Hello, I would like to know if with the conditions that InfinityFree gives me I can create a CDN with a subdomain that I just created since using a subdomain for static files can improve the performance and speed of my website in certain situations. By using a separate subdomain for static files, I can take advantage of browser parallelism and reduce page load time. Now how do I do it?
Could it be implemented with WP SUPER CACHE in your CDN section?
Just upload the static files to the subdomain?
InfinityFree is not a CDN, nor can it be used as one. A CDN is defined as a group of geologically distributed and interconnected servers. As all the free servers are housed in the same place, you can’t create a real CDN on free hosting.
Also, hosting the static files on a subdomain will not make the page load time any faster then if you host them on the main domain.
Well, I can understand a part, I understand that it is not possible in InfinityFree (and I respect it) @Admin , (and excuse me for being so sincere) but explain to me why you think that having files for example: js and css in my subdomain with symbolic links (which I just realized that they can’t be created either) won’t it optimize the loading of my website if you can take advantage of the parallel loading of the browser?
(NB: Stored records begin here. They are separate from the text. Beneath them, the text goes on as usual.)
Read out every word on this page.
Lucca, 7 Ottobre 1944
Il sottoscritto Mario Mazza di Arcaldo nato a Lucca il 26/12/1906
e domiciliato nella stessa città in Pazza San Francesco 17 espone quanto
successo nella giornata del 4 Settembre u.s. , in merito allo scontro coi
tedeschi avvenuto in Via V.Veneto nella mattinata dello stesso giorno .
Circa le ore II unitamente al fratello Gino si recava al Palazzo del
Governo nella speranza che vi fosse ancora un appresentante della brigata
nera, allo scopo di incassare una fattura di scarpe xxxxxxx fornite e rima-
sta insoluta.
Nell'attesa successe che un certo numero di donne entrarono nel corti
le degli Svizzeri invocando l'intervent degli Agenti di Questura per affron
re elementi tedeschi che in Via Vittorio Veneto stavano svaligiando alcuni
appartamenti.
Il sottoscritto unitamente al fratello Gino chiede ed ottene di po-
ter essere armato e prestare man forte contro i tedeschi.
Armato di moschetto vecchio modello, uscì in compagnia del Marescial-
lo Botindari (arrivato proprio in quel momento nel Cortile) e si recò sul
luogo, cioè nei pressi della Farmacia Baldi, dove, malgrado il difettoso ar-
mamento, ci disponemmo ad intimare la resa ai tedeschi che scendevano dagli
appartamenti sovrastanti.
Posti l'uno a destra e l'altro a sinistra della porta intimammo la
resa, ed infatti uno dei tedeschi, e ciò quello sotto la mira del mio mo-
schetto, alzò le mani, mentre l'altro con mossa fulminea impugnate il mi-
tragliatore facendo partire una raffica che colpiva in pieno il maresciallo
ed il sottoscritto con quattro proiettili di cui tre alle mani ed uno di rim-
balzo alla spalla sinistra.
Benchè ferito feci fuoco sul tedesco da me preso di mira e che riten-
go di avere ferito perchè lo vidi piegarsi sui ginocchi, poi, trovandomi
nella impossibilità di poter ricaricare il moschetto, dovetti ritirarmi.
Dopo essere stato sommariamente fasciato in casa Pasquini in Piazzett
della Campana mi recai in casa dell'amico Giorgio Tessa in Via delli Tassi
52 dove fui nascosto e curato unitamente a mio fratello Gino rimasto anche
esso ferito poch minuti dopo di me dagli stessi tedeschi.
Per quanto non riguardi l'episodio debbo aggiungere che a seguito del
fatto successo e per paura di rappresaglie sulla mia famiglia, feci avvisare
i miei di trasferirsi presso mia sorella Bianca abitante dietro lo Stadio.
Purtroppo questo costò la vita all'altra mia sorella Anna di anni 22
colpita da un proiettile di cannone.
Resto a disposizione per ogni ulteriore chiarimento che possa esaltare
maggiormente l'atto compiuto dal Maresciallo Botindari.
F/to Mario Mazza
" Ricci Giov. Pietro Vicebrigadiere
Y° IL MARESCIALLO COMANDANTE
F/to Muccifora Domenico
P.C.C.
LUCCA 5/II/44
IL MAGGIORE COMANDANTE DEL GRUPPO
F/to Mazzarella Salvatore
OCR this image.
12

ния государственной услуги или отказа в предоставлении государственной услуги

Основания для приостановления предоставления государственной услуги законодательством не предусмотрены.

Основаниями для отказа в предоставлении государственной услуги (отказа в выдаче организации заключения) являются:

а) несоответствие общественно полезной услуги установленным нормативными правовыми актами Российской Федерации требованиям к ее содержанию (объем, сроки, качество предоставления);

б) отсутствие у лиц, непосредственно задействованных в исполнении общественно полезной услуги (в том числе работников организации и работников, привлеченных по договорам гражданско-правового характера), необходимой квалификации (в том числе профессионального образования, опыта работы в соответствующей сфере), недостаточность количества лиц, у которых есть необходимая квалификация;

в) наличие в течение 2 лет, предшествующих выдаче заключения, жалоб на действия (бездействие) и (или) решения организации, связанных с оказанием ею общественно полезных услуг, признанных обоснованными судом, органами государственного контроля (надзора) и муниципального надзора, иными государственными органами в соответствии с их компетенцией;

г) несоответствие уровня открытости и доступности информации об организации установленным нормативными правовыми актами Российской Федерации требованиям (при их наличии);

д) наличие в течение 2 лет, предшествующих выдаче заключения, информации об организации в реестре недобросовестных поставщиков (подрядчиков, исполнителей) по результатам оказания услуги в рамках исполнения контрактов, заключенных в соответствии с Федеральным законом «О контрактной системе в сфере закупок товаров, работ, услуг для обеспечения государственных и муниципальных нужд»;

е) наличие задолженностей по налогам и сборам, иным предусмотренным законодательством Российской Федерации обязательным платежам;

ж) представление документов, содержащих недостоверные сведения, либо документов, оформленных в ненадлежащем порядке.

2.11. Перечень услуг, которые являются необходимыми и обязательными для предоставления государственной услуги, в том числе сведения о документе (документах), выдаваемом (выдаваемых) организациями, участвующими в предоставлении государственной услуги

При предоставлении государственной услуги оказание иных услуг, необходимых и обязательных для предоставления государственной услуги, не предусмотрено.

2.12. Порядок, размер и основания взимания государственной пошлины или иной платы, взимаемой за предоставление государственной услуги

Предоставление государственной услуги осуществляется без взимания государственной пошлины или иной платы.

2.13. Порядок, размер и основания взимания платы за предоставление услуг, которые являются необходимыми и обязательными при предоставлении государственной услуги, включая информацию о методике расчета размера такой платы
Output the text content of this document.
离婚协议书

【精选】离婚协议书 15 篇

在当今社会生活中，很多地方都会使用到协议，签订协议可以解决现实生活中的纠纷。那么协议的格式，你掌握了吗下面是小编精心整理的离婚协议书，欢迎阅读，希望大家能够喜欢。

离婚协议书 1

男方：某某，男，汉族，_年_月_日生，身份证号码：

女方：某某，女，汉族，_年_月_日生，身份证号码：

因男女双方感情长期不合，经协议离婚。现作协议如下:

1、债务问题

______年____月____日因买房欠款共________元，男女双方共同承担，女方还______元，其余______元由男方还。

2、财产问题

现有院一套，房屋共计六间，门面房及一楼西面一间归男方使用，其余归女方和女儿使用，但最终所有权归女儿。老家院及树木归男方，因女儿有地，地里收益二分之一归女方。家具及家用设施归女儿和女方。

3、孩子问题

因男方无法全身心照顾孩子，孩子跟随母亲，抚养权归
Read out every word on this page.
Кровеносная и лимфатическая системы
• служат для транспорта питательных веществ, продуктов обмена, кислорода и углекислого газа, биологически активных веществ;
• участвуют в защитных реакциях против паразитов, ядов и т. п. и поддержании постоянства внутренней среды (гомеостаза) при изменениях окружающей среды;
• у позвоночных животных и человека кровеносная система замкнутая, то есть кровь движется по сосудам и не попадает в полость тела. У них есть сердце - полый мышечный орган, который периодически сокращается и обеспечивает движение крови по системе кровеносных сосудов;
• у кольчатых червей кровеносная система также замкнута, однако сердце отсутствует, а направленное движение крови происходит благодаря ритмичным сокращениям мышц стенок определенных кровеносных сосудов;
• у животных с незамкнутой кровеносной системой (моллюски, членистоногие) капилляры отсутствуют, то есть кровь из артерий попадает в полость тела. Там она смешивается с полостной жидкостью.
Of course InfinityFree is not a CDN but I was talking about trying to do the same thing with the subdomain. I really love these kinds of debates because that way we all learn something. If @admin can give his word from his experience, that would be great. Thank you!!
In fact, I just found a link to a website where this is better explained, what using a terminal from
our Cpanel I think it is not possible https://webhostinghero.org/wordpress-cdn-on-subdomain/
These are not possible on free hosting
exactly
First of all, we don’t allow hotlinking on our hosting, and this includes to different domains on the same account or subdomains of each other. So creating two subdomains, having WordPress on one of them and static files on the other is just not going to work because our servers block it.
Also, the article even says it: doing this defeats the purpose of a CDN, because there is no delivery network. The only potential benefit is domain sharding, and while this was a great idea 10-15 years ago, nowadays the concurrency limits on browser is so much higher that the additional overhead of DNS lookups, TLS handshakes, and things like HTTP/2 making it a net negative anyways.
The article is a fun experiment, but it will be a pain to make it work here if it works at all, and if it does it will not help with performance.
If you want a CDN, get a CDN. If you don’t have one, no biggie, your website will work fine without it.